Wales beat Scotland in a nail-biter and Cardiffian writer Eliot Raman Jones was there to watch … his first rugby game ever
I HAVE always been awful at rugby.
My dyspraxia and poor sight crippled my coordination skills so catching and throwing were out of the question from day one, and at school my thin frame meant that there was a very real chance of serious injury from a regular tackle.
Asthma prevented me from being a fast wing player, which essentially ended my chances of occupying any position on the team, and relegated me to a passive observer role.
I stopped playing rugby as soon as I could, hoping it’d be one of those things you remember learning at school but never become relevant in adult life – like the role of mitochondria in the cell or Pythagoras’ theorem.
When I found out I’d be studying journalism in Cardiff, I knew I would eventually have to cover rugby. At best, I was unfamiliar with the sport, and any trivia I knew was at least 10 years out of date (Jonny Wilkinson, anyone?).
Despite its importance to Welsh culture and it being a stone’s throw away from my university building, when my sister and her boyfriend suggested going to see a Six Nations game, I hesitated.
By taking a ticket to such a prestigious event in the rugby calendar, would I be depriving a “real fan” of the chance to do the same? Or was it a blessing in disguise, a second chance for me to get into a sport I may have been too hasty in rejecting the first time?
Reasoning that it would be an important cultural experience and I wouldn’t actually be on the pitch this time, I agreed.
My sister Maya and her boyfriend Gus did not share in my childhood dislike of the sport and were both more knowledgeable than me about the sport, so I had a chance to learn from them what I’d missed out on all these years.
Going to the Principality Stadium itself was amazing. I’d been to several large football stadiums before, but it was a different world inside Wales’ largest stadium. The pre-match rendition of Land of My Fathers sung by close to 70,000 Wales fans was very inspiring, and stirred my heart, even though the only Welsh thing about me is the Jones in my last name.
Bizarrely, I already had a Wales Rugby shirt, a gift from a family friend given to me when I was a baby. Looking back on it, they showed incredible foresight and vision to pick one that both represented the country I’d move to study in future and also to fit me 24 years later.
The rest of the pre-match preparation was full of sporting ritual – buying an unreasonably-priced pint of Guinness, climbing about 200 steps to take our seats, and awkwardly apologising to everyone else on our row as we shuffled past.
While waiting for the line-ups to be announced, I realised the only Wales rugby player I had heard of, Alun Wyn Jones, was injured. Flipping through the programme, I attempted to learn a whole new team of strangers in half an hour, but only really remembered Dan Biggar.
Helpfully, he scored most of the points.
As the only real point of comparison for me was football, learning the rules of rugby on the fly was a totally different ball game.
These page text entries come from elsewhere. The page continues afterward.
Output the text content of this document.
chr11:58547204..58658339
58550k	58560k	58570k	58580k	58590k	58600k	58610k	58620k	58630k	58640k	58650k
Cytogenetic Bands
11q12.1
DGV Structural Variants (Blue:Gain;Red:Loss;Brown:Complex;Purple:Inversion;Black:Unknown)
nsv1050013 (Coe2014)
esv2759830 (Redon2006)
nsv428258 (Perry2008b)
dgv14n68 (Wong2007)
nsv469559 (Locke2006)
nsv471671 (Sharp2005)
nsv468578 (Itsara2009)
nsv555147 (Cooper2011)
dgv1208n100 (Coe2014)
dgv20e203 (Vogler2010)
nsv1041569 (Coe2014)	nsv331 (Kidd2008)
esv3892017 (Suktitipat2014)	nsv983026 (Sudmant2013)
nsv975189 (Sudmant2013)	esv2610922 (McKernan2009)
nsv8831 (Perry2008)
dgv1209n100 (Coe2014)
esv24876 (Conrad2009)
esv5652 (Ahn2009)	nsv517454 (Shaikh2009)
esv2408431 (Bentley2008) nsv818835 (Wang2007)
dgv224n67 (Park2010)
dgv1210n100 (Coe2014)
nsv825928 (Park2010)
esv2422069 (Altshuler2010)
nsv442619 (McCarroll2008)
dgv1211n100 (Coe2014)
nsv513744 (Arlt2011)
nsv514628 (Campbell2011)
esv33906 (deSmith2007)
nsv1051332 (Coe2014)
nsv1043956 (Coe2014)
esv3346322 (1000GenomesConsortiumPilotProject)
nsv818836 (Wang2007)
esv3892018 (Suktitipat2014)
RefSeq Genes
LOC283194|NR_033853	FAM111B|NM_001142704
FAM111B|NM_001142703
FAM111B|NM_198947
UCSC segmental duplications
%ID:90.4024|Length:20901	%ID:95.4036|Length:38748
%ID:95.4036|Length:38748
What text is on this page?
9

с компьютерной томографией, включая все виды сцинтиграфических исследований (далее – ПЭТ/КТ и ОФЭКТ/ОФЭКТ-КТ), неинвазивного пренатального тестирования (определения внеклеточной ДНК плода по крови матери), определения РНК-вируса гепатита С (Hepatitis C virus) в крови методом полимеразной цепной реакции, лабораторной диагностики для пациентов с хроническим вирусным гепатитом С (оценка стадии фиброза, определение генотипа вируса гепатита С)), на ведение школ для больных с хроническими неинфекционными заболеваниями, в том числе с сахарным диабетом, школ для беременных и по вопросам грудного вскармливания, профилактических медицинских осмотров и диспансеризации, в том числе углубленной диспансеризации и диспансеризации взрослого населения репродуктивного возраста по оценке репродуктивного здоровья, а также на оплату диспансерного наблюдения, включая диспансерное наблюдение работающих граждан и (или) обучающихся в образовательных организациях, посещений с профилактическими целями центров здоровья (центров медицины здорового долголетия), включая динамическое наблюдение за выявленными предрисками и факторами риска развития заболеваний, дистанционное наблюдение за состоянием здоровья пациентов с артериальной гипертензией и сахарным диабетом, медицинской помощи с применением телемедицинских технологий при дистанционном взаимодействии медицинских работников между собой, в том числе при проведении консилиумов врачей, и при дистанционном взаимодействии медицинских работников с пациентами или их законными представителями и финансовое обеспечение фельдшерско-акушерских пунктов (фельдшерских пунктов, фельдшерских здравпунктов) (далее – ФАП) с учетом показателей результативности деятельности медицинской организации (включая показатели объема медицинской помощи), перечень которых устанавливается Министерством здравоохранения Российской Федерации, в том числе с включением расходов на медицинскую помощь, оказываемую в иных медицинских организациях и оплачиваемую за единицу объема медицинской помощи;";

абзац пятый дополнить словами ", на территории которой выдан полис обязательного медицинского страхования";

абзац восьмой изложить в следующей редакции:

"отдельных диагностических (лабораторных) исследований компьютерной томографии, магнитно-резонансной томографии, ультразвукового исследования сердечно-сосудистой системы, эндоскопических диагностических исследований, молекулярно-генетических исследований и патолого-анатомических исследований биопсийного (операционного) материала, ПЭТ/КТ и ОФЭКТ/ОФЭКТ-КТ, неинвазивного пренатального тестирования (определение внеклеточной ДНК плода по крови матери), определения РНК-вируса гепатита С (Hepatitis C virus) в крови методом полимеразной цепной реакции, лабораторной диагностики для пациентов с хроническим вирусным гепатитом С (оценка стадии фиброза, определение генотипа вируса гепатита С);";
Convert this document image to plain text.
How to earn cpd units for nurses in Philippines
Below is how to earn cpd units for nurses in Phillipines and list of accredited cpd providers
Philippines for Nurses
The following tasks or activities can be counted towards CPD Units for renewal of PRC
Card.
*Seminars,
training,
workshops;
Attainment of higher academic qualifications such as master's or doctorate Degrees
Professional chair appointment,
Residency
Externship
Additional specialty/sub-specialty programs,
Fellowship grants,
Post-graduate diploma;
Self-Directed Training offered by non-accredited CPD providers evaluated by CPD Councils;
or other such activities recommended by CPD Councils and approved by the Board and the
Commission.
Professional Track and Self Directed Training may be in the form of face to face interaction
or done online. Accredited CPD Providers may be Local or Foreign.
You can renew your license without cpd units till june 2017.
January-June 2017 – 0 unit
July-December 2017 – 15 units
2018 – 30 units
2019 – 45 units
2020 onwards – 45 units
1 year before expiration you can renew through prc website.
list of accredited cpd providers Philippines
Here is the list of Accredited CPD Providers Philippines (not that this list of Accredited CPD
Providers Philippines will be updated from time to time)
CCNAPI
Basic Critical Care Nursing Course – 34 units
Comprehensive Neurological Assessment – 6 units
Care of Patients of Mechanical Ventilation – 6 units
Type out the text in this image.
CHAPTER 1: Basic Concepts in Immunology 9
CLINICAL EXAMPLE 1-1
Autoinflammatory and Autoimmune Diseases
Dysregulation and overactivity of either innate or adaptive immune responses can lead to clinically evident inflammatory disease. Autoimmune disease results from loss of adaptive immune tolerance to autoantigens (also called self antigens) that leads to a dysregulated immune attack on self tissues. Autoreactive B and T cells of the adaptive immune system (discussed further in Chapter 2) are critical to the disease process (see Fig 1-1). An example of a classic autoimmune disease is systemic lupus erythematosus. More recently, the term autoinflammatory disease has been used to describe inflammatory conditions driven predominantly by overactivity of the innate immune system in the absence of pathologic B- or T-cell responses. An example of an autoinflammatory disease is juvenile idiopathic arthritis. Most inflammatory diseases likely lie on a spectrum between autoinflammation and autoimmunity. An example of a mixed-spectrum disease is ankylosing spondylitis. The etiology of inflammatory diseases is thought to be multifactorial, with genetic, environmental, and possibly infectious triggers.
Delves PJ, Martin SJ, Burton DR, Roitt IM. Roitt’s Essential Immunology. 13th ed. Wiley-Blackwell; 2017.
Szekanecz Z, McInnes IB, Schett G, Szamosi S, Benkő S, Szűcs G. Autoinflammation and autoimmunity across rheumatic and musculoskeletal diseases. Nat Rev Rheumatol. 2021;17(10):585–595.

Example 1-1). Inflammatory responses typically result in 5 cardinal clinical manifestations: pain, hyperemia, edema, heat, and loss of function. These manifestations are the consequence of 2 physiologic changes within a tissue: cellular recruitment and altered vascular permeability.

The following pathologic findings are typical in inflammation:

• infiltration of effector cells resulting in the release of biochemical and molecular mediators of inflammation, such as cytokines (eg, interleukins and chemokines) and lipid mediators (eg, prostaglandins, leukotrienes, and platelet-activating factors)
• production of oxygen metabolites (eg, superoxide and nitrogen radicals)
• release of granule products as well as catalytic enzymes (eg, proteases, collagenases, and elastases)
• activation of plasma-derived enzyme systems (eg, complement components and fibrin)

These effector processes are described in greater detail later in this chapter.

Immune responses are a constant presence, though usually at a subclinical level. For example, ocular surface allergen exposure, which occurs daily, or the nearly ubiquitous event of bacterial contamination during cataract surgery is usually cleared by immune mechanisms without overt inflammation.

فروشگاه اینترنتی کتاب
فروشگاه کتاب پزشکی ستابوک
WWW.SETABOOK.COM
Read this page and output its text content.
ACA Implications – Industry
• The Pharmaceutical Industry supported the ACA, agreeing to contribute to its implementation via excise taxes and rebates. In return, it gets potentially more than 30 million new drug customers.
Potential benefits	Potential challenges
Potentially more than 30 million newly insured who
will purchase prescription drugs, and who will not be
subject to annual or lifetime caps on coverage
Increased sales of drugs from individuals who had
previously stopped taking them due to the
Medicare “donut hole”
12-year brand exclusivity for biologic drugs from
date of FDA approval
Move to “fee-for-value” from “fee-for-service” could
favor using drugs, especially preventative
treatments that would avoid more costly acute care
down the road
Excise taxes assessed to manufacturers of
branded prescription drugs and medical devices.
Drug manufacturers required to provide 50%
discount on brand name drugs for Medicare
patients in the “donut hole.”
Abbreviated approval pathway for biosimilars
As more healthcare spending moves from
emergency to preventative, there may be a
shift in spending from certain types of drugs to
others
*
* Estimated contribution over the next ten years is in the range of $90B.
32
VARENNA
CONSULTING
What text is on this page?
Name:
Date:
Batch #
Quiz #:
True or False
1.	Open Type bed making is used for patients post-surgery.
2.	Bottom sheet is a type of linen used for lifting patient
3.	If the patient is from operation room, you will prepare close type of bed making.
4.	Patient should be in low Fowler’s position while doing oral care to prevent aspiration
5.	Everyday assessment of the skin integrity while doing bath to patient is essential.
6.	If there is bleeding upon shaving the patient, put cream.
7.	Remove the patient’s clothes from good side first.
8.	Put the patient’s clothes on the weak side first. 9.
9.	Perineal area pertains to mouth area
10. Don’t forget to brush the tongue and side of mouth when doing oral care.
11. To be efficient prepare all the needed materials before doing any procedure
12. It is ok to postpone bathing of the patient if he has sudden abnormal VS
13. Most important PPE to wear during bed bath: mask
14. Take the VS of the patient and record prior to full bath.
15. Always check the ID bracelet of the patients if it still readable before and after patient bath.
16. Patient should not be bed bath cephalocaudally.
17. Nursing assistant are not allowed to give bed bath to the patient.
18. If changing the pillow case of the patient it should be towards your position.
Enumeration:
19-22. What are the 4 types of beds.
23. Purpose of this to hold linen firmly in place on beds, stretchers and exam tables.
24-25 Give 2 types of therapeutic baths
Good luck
Learning that fans of either team can – and do –sit together was crazy to me, my seat was between Scotland fan Gus on my right and another Scotland fan on my left.
Penalties were another sticking point – they are few and far between in football, but in this fixture, they happened a lot.
Dan Biggar’s match-winning drop goal on his 100th cap incited delirium all around the stadium, but I initially reacted with confusion.
“You can do that? Just kick it between the posts whenever you like?” I said.
“Yep,” my sister responded.
“Oh right. Go Wales!” I said.
It wasn’t an amazing reaction, and it earned a probably justified sigh and eye-roll from the Scotland fan on my left, but I was still impressed with myself. Wales were 17-14 up, and I was scaling this learning curve with amazing pace.
The full-time scenes were something else. Cheers in the stadium were amplified when the players came on the screens for post-match interviews, and reached peak levels when Wales lifted the Doddie Weir Cup.
This was another profound moment I ruined by loudly asking: “Lifting a cup already? They can’t have won the Six Nations yet, they’ve only played two games,” before being shushed again.
I clearly have a lot more to learn, but if learning means going to more games like that, then I’m looking forward to it.